Dirigindo-se aos padres sinodais, bispos provenientes não só da região Pan-Amazônica, mas também de outras regiões, Francisco, referindo-se à segunda carta de São Paulo a Timóteo proposta na Liturgia deste domingo, ressaltou que o apóstolo Paulo, o maior missionário da história da Igreja, ajuda-nos a ‘fazer o Sínodo’, a ‘caminhar juntos’; e que “parece dirigido a nós, Pastores ao serviço do povo de Deus, aquilo que escreve a Timóteo”, observou.

Recebemos um dom, para sermos dom, disse o Pontífice, acrescentando: “Um dom não se compra, não se troca nem se vende: recebe-se e dá-se de prenda. Se nos apropriarmos dele, se nos colocarmos a nós no centro e não deixarmos no centro o dom, passamos de Pastores a funcionários: fazemos do dom uma função, e desaparece a gratuidade; assim acabamos por nos servir a nós mesmos, servindo-nos da Igreja.”

A nossa vida, dom recebido, é para servir, continuou. “Colocamos toda a nossa alegria em servir, porque fomos servidos por Deus: fez-Se nosso servo. Queridos irmãos, sintamo-nos chamados aqui para servir, colocando no centro o dom de Deus”, exortou Francisco.

Para sermos fiéis a este chamado, à nossa missão, enfatizou, “São Paulo lembra-nos que o dom deve ser reaceso. O verbo usado é fascinante: reacender é, literalmente, ‘dar vida a uma fogueira’”, explicou o Papa. “O dom que recebemos é um fogo, é amor ardente a Deus e aos irmãos. O fogo não se alimenta sozinho; morre se não for mantido vivo, apaga-se se a cinza o cobrir.”

Em seguida, o Pontífice sublinhou:“A Igreja não pode de modo algum limitar-se a uma pastoral de “manutenção” para aqueles que já conhecem o Evangelho de Cristo. O ardor missionário é um sinal claro da maturidade de uma comunidade eclesial. Jesus veio trazer à terra, não a brisa da tarde, mas o fogo. O fogo que reacende o dom é o Espírito Santo, doador dos dons.”

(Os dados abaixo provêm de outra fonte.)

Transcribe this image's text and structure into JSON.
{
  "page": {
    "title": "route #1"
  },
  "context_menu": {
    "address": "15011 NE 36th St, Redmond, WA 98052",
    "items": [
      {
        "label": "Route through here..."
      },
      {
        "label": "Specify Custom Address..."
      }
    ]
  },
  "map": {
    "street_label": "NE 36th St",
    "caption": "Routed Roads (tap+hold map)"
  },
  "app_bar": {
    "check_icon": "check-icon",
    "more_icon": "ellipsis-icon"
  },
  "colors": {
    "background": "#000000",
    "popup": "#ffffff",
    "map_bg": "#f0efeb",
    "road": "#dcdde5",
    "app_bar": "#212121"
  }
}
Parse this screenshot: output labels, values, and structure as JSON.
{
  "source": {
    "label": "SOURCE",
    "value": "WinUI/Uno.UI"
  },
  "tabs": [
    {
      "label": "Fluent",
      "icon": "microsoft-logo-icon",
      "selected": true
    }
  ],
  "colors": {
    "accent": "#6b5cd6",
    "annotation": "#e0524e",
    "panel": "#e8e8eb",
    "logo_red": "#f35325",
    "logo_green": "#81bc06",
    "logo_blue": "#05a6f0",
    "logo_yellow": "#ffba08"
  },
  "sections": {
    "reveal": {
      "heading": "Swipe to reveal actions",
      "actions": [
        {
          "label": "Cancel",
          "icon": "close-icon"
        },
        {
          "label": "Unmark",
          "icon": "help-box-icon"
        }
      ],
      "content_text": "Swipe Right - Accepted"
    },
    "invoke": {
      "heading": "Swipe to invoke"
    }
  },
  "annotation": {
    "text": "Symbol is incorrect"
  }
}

“O fogo ateado por interesses que destroem, como o que devastou recentemente a Amazônia, não é o do Evangelho. O fogo de Deus é calor que atrai e congrega em unidade. Alimenta-se com a partilha, não com os lucros.”

Convidando a olhar juntos para Jesus Crucificado, para o seu coração aberto por nós, o Santo Padre concluiu com mais uma exortação: “Muitos irmãos e irmãs na Amazônia carregam cruzes pesadas e aguardam pela consolação libertadora do Evangelho, pela carícia de amor da Igreja. Por eles, com eles, caminhemos juntos”.